J'arrive pas à croire que la nana que j'ai laissée filer va vraiment emménager à côté. Qui l'aurait cru ? Peut-être que j'ai encore une chance. On verra bien comment ça se passe.
C'est clair qu'elle a dû en baver pour revenir dans ce bled, mais je l'ai laissée partir une fois. Je vais pas refaire la même connerie.
On arrive au Patrick's Sports Bar et on trouve notre table habituelle. "Bon les frangins, Jaxton ici présent a une deuxième chance avec celle qui lui a échappé," dit Emerson quand on s'installe à notre table.
On vient ici quelques fois par semaine. Surtout les week-ends, mais y a des fois en semaine où on a la flemme de cuisiner à la maison—on vient ici et on grignote un truc en sirotant quelques bières fraîches.
"Sérieux ?" demande Lincoln.
"Ouais. Elle emménage dans la baraque entre moi et Emerson. Je sais pas trop ce qui s'est passé ou si j'ai même encore une chance. J'avais pas vraiment mes chances quand on était au lycée.
"Non seulement elle avait deux ans de moins, mais elle était tout le temps avec Eric White. Elle l'a suivi dans le Tennessee après le bac quand il s'est engagé dans l'armée," je dis.

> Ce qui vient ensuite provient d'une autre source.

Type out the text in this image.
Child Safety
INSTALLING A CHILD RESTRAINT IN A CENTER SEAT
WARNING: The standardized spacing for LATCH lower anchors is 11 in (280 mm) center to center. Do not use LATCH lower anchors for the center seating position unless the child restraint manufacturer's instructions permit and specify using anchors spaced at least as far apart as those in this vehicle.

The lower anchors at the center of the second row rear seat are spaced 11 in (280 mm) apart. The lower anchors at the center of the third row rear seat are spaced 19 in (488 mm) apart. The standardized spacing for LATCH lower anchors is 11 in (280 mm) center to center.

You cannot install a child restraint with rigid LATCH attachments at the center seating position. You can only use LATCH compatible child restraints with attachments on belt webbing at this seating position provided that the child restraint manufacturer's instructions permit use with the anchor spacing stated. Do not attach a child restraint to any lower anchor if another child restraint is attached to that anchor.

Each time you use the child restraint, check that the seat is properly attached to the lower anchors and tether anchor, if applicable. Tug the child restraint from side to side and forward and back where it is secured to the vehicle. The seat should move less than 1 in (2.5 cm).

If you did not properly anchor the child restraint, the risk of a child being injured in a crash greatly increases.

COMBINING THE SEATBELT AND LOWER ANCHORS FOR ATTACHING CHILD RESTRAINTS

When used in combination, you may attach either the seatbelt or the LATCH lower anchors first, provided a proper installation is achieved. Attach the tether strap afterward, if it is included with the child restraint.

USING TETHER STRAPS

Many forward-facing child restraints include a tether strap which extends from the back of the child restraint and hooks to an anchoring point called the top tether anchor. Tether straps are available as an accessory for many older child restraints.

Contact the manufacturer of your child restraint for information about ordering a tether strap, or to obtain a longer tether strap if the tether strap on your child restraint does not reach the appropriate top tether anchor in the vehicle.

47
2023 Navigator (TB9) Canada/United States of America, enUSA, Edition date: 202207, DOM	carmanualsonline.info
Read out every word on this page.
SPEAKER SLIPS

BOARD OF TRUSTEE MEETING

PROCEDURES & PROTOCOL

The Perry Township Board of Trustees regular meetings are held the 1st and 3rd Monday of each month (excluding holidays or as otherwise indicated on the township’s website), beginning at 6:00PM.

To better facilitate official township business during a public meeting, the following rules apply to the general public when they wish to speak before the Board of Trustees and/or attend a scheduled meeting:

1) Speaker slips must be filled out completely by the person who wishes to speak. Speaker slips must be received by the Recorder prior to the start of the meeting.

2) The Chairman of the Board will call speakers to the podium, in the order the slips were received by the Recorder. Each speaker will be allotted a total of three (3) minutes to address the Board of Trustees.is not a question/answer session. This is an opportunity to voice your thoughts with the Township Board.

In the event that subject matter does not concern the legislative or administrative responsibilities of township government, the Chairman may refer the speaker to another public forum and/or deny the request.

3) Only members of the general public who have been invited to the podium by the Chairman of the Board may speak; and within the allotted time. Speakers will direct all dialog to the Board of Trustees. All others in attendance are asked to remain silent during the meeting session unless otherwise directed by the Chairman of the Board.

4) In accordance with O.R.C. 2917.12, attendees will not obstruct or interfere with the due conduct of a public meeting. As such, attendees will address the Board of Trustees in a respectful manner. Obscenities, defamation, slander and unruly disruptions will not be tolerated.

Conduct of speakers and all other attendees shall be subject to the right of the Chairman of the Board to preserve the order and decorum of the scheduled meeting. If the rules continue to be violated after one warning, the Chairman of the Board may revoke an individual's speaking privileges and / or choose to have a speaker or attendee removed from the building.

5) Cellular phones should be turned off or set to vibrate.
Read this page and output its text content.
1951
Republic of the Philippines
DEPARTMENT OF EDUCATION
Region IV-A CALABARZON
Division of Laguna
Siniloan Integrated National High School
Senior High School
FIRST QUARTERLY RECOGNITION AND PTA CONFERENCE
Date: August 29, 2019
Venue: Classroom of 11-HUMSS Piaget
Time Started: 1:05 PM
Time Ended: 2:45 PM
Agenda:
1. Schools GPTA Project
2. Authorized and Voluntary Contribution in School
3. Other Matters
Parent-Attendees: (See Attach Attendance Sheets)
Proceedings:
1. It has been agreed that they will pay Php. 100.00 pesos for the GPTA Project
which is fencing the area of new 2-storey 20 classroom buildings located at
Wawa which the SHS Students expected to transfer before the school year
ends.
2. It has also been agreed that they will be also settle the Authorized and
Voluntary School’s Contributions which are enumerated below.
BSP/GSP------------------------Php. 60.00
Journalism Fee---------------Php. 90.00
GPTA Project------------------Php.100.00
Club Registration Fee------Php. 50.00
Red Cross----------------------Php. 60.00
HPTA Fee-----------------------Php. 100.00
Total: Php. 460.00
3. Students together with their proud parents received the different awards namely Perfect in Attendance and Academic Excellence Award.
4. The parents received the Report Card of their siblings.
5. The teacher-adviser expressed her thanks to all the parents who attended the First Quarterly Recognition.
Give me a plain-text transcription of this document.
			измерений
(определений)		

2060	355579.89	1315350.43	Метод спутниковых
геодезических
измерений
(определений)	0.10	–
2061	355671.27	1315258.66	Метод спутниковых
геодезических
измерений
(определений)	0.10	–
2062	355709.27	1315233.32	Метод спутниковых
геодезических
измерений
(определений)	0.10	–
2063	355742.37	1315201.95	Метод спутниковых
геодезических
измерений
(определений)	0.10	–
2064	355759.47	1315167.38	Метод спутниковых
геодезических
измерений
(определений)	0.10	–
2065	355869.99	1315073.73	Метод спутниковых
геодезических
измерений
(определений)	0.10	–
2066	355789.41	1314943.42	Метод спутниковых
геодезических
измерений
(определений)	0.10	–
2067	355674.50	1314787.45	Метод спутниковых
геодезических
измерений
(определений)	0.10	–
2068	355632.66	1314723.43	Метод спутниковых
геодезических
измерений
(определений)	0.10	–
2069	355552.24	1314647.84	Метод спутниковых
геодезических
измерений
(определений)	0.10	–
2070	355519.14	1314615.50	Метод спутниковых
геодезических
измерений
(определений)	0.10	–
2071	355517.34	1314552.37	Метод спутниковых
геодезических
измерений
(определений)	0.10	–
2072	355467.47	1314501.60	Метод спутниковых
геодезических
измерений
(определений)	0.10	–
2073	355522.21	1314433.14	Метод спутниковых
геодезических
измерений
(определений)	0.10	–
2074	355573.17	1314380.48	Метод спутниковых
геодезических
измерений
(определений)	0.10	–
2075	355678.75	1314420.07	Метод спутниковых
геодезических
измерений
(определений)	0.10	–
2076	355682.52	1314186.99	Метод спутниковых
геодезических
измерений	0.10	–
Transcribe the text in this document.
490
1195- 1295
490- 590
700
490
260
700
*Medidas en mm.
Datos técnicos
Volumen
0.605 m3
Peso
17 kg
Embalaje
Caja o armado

Mes frangins et moi, on se cache rien.
"Elle arrive quand ?" demande Quin.
Il est censé partir pour son service militaire dans quelques semaines vu qu'il a eu son bac cette année. Il est pas censé picoler, mais Patrick connaît notre famille depuis des années et s'en fout tant qu'il abuse pas.
"Elle a dit vers onze heures quand je lui ai parlé tout à l'heure. Je crois pas qu'elle sache qu'elle emménage dans notre quartier. J'ai dû lui parler de son fils qui rejoint l'équipe vu que j'ai perdu mon lanceur aujourd'hui," je leur dis.
"Ah, la règle des trois chances. Le gamin l'a pas prise au sérieux, hein ?" demande Trenton.
"Non. Maintenant, il est vénère parce que les recruteurs seront là, et il joue pas de la saison. Je déconne pas avec mon équipe et mes règles," je dis.
"Oh, on sait. Bon, et si on matait un match ? Il est sept heures là. On a quatre heures avant que l'amour de ta vie débarque. On pourra l'aider à emménager et rencontrer les gosses."
On hoche tous la tête et on prend quelques bières avant de regarder le match.